Meslek Yüksek Okulu yöneticilerini bıktıran ve inançsızlaştıran sorunlar (Y. Özakpınar, Basiad, 2006):

1.    Teoriye dayalı eğitimin olması,
2.    Fiziki ve teknik noksanlıkların mevcudiyeti,
3.    Uygulama alanı bulunamaması,
4.    Öğrencilerin eğitim dışı beklentilerinin karşılanamaması,
5.    Staj yapmada ortaya çıkan sorunlar,
6.    Mezunların bir işte istihdam edilememesi,
7.    Sanayinin MYO konusundaki beklentilerinde farklılıkların mevcudiyeti.

C. BAYBURT ÜNİVERSİTE-ÇEVRE İŞBİRLİĞİ MODELİ ÖNERİSİ

1. Amacı: Bayburt Halkı’nın ve Bayburt Meslek Yüksek Okulu’nun karşılıklı beklentilerini uyumlaştırarak öğrencilerin yerel ve ülkesel şartlara uygun bir şekilde öğrenim görmelerine ve dolayısıyla Bayburt Meslek Yüksel Okulu’nun daha verimli çalışmasına katkıda bulunmaktır.

Taraflar birbirlerini daha iyi tanıma, anlama fırsatı bulacaklar.
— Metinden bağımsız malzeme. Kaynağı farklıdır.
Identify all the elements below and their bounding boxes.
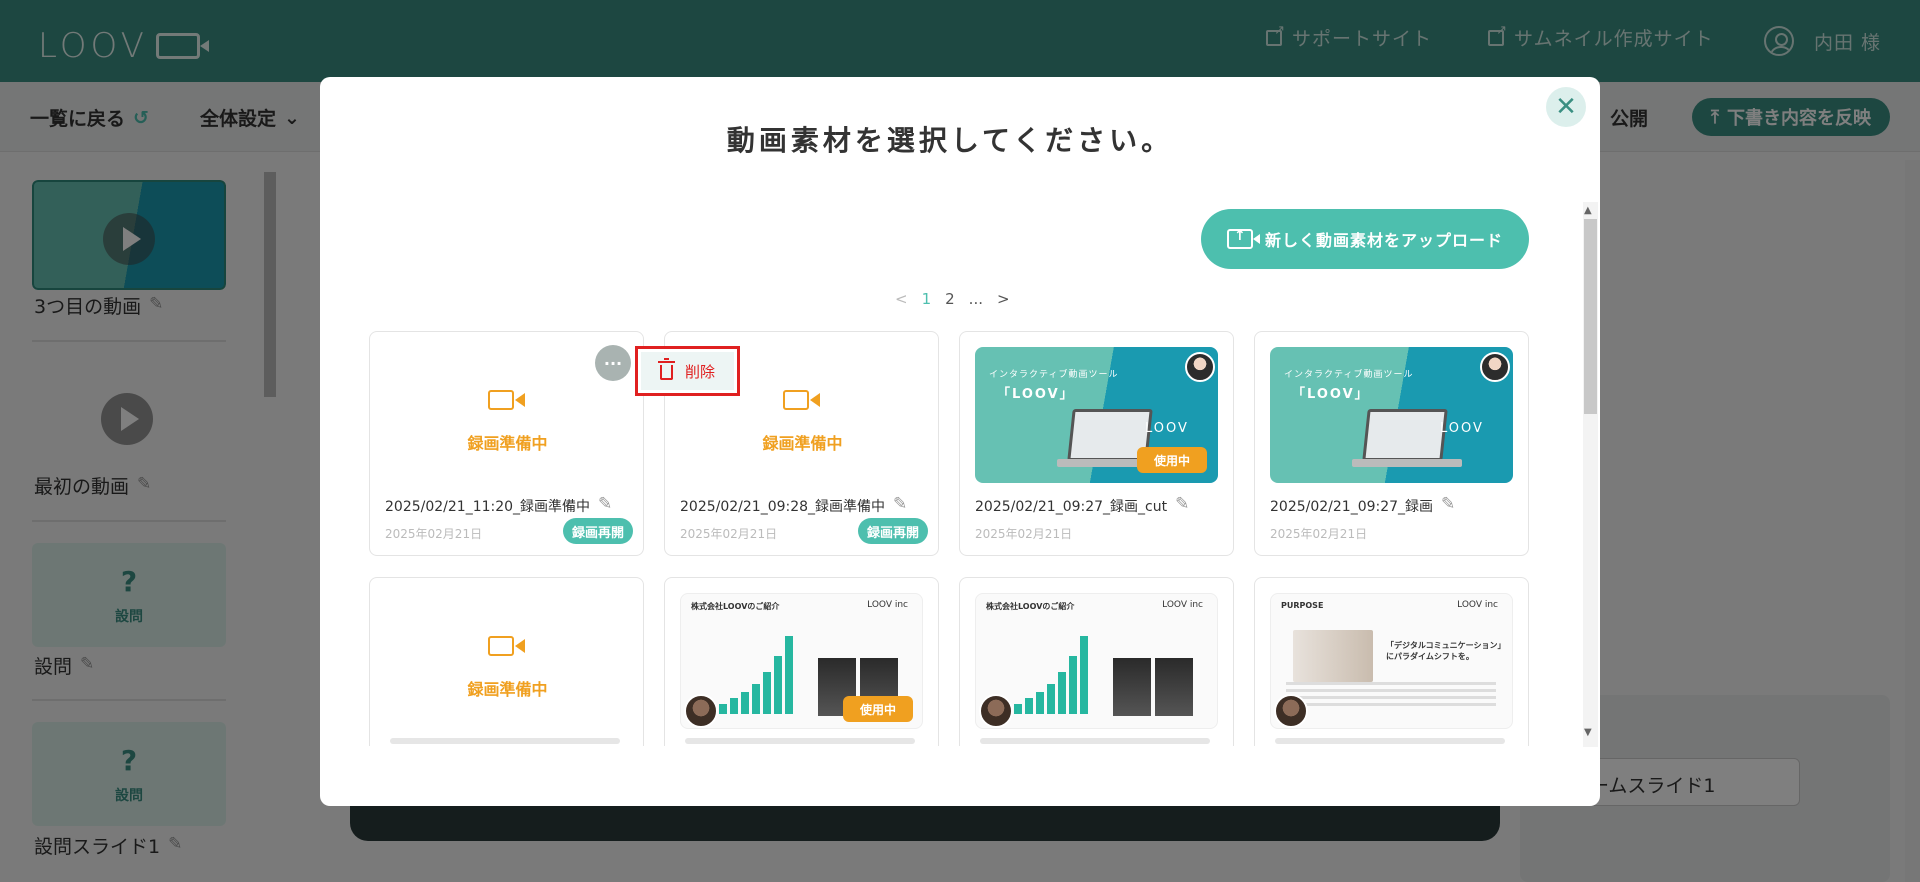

Böylece birbirlerine güvenecekler, birbirlerine yardım edebilecekler ve kolayca birlikte iş yapabileceklerdir.

2. Organları: İl Çalışma Üst Kurulu ve Çalışma Grupları

3. İl Çalışma Üst Kurulu
İl Çalışma Üst Kurulu’nu Bayburt Valisi, Bayburt Belediye Başkanı, Bayburt Eğitim Fakültesi Dekanı, Bayburt Meslek Yüksek Okulu Müdürü, Bayburt TSO Başkanı ve Bayburt ESOB Başkanı oluşturacaklardır.

4. Çalışma grupları program/bölüm bazında oluşturulacak ve aşağıdaki üyelerden oluşacaktır:
-    İl Milli Eğitim müdürü,
-    Diğer il müdürlerinden ilgili bir müdür,
-    MYO’ndan ilgili bir öğretim elemanı,
-    TSO ilgili meslek komitesi temsilcisi,
-    ESOB ilgili meslek komitesi temsilcisi,
-    Yüksek Öğrenim Derneği temsilcisi,
-    Öğrencileri temsil etmek üzere bir kız ve bir erkek öğrenci,
-    Meslek lisesi müdürü veya yardımcısı,
-    Gazeteciler Cemiyeti’nden bir temsilci,
-    Diğer mesleki sivil toplum kuruluşlarından temsilciler.

5. Çalışma Gruplarının ilkeleri:
-    Düzenli toplantılar ayda bir ve gündemli olarak yapılacak; ihtiyaç halinde daha sık toplanılabilecek ve buna çalışma grubu başkanı karar verecek,
-    Toplantı tutanakları hazırlanacak ve arşivlenecek,
-    Her çalışma grubu MYO’u bünyesinde bir web sayfası düzenleyecek, faaliyetlerini ve toplantı tutanaklarını yayınlayacak.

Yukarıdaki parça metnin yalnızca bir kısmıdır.